I will try to explain the main criteria you will need to adhere to in a bit more detail below.
First of all, if you are to retain your BPS on the land, it is important to point out that the land to be planted was declared on a 2008 SPS application form and that you (the applicant) who declared that land on a 2008 SPS application form were paid under the 2008 Single Payment Scheme.
In addition, the land you planted (or you hope to plant) in 2016 was eligible to draw down an SPS payment in 2008.
In order to continue to be regarded as an active farmer for the purpose of retaining eligibility for BPS, you must retain at least 10pc of the eligible hectares declared in 2008 (by you or your predecessor) in an agricultural activity subject to a minimum area of three hectares.
This basically means that following planting, you must continue to be actively involved in farming and that at least 10pc of your holding (with a minimum of three hectares) is still eligible farmland.
I would strongly advise not to cut it too fine and to remain well above the minimum area required as I am aware of a few cases where a farmer ended up with an agricultural area just below the minimum required area.
If you are a new entrant to farming, then the minimum area to be retained in an agricultural activity will be fixed by the Department on a case by case basis.
All entitlements allocated under BPS and the National Reserve are subject to a two year usage rule.
Any entitlements that remain unused for two consecutive years will revert back to the National Reserve. The rotation of entitlements that was available under SPS is not available under BPS.
If you wish to benefit from the BPS on afforested land, you must be the person (or persons in joint management) in receipt of the afforestation premium. This applies to members of the same family.
Bought or inherited land can be considered for planting.
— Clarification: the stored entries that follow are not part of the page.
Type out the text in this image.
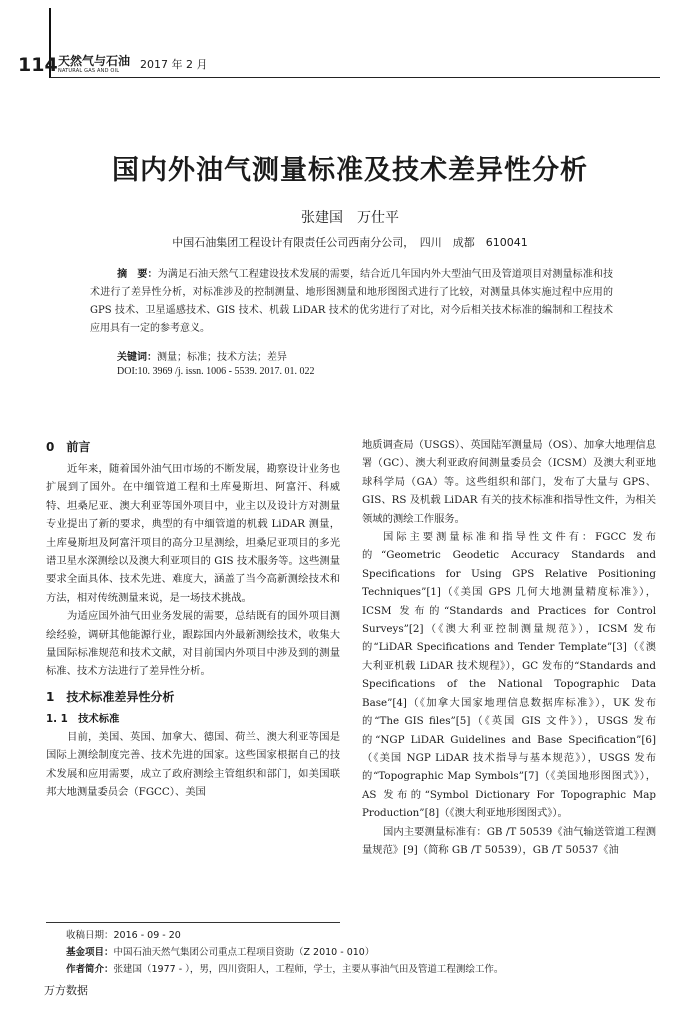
114 天然气与石油
NATURAL GAS AND OIL 2017 年 2 月
国内外油气测量标准及技术差异性分析
张建国　万仕平
中国石油集团工程设计有限责任公司西南分公司，　四川　成都　610041
摘　要：为满足石油天然气工程建设技术发展的需要，结合近几年国内外大型油气田及管道项目对测量标准和技术进行了差异性分析，对标准涉及的控制测量、地形图测量和地形图图式进行了比较，对测量具体实施过程中应用的 GPS 技术、卫星遥感技术、GIS 技术、机载 LiDAR 技术的优劣进行了对比，对今后相关技术标准的编制和工程技术应用具有一定的参考意义。
关键词：测量；标准；技术方法；差异
DOI:10. 3969 /j. issn. 1006 - 5539. 2017. 01. 022
0　前言

近年来，随着国外油气田市场的不断发展，勘察设计业务也扩展到了国外。在中缅管道工程和土库曼斯坦、阿富汗、科威特、坦桑尼亚、澳大利亚等国外项目中，业主以及设计方对测量专业提出了新的要求，典型的有中缅管道的机载 LiDAR 测量，土库曼斯坦及阿富汗项目的高分卫星测绘，坦桑尼亚项目的多光谱卫星水深测绘以及澳大利亚项目的 GIS 技术服务等。这些测量要求全面具体、技术先进、难度大，涵盖了当今高新测绘技术和方法，相对传统测量来说，是一场技术挑战。

为适应国外油气田业务发展的需要，总结既有的国外项目测绘经验，调研其他能源行业，跟踪国内外最新测绘技术，收集大量国际标准规范和技术文献，对目前国内外项目中涉及到的测量标准、技术方法进行了差异性分析。

1　技术标准差异性分析
1. 1　技术标准

目前，美国、英国、加拿大、德国、荷兰、澳大利亚等国是国际上测绘制度完善、技术先进的国家。这些国家根据自己的技术发展和应用需要，成立了政府测绘主管组织和部门，如美国联邦大地测量委员会（FGCC）、美国

地质调查局（USGS）、英国陆军测量局（OS）、加拿大地理信息署（GC）、澳大利亚政府间测量委员会（ICSM）及澳大利亚地球科学局（GA）等。这些组织和部门，发布了大量与 GPS、GIS、RS 及机载 LiDAR 有关的技术标准和指导性文件，为相关领域的测绘工作服务。

国际主要测量标准和指导性文件有：FGCC 发布的“Geometric Geodetic Accuracy Standards and Specifications for Using GPS Relative Positioning Techniques”[1]（《美国 GPS 几何大地测量精度标准》），ICSM 发布的“Standards and Practices for Control Surveys”[2]（《澳大利亚控制测量规范》），ICSM 发布的“LiDAR Specifications and Tender Template”[3]（《澳大利亚机载 LiDAR 技术规程》），GC 发布的“Standards and Specifications of the National Topographic Data Base”[4]（《加拿大国家地理信息数据库标准》），UK 发布的“The GIS files”[5]（《英国 GIS 文件》），USGS 发布的“NGP LiDAR Guidelines and Base Specification”[6]（《美国 NGP LiDAR 技术指导与基本规范》），USGS 发布的“Topographic Map Symbols”[7]（《美国地形图图式》），AS 发布的“Symbol Dictionary For Topographic Map Production”[8]（《澳大利亚地形图图式》）。

国内主要测量标准有：GB /T 50539《油气输送管道工程测量规范》[9]（简称 GB /T 50539），GB /T 50537《油

收稿日期：2016 - 09 - 20
基金项目：中国石油天然气集团公司重点工程项目资助（Z 2010 - 010）
作者简介：张建国（1977 - ），男，四川资阳人，工程师，学士，主要从事油气田及管道工程测绘工作。
万方数据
It may also be eligible for a BPS payment provided it satisfies all of the eligibility criteria outlined above.
Where an area within a forest had to be left unplanted because of ESB lines, it can be eligible for BPS provided such an area is fenced off from the forest and has a separate access.
It is also necessary that such an unplanted area is actively farmed and maintained in Good Agricultural and Environmental Condition.
Foliage Crops, Short Rotation Coppice and Energy Crops (such as willow and miscanthus) can be eligible for the BPS. In that case, Parcel Use should indicate Foliage, Short Rotation Coppice, Willow or Miscanthus sinensis respectively.
However, areas under Christmas trees are not eligible for the Basic Payment.
And finally, similar to other payments from the Department of Agriculture, Food and the Marine, planted land must continue to meet all requirements of the relevant Forest Service scheme under which it was afforested.
Eligible forestry parcels declared on a BPS application to activate entitlements are subject to cross-compliance requirements.
Forestry and your BPS form
So, how do you fill out your BPS application form? If you are in receipt of forest establishment grant aid then you are required to declare all those land parcels on your 2016 BPS application form. Failure to declare grant-aided afforested parcels on the Department of Agriculture, Food and the Marine's land parcel identification system (LPIS) could affect future forestry grant/premium payments.
If you planted a forest before 2009, you should declare the land as Forestry in column 9 ("Parcel Use").If you planted a forest between 2009 and 2015, you should declare the land as Forestry Eligible in column 9.
If you plant a grant-aided forest in 2016 before submitting your application, you should declare the land as Forestry 2016 in column 9.
However, if you hope to plant later this year but haven't done so yet at the time of your BPS application, then it is essential that you declare the correct current parcel use. If such a parcel is planted after the date of your BPS application then an amendment form must be submitted. In that case, you can put Forestry 2016 in column 9 on the amendment form.
The table opposite provides a summary of the BPS application requirements for applicants with forest parcels which will vary according to the time of their forest establishment.
If you are submitting your BPS application online, keep in mind that any land displayed as Forestry Eligible on the parcel list online, if amended for any reason, cannot be changed back to Forestry Eligible. In that case, it will be necessary to write to the Department requesting this change.
The above information will allow you to get your BPS application in to the Department of Agriculture, Food and the Marine in very good time before the deadline of Monday, May 16.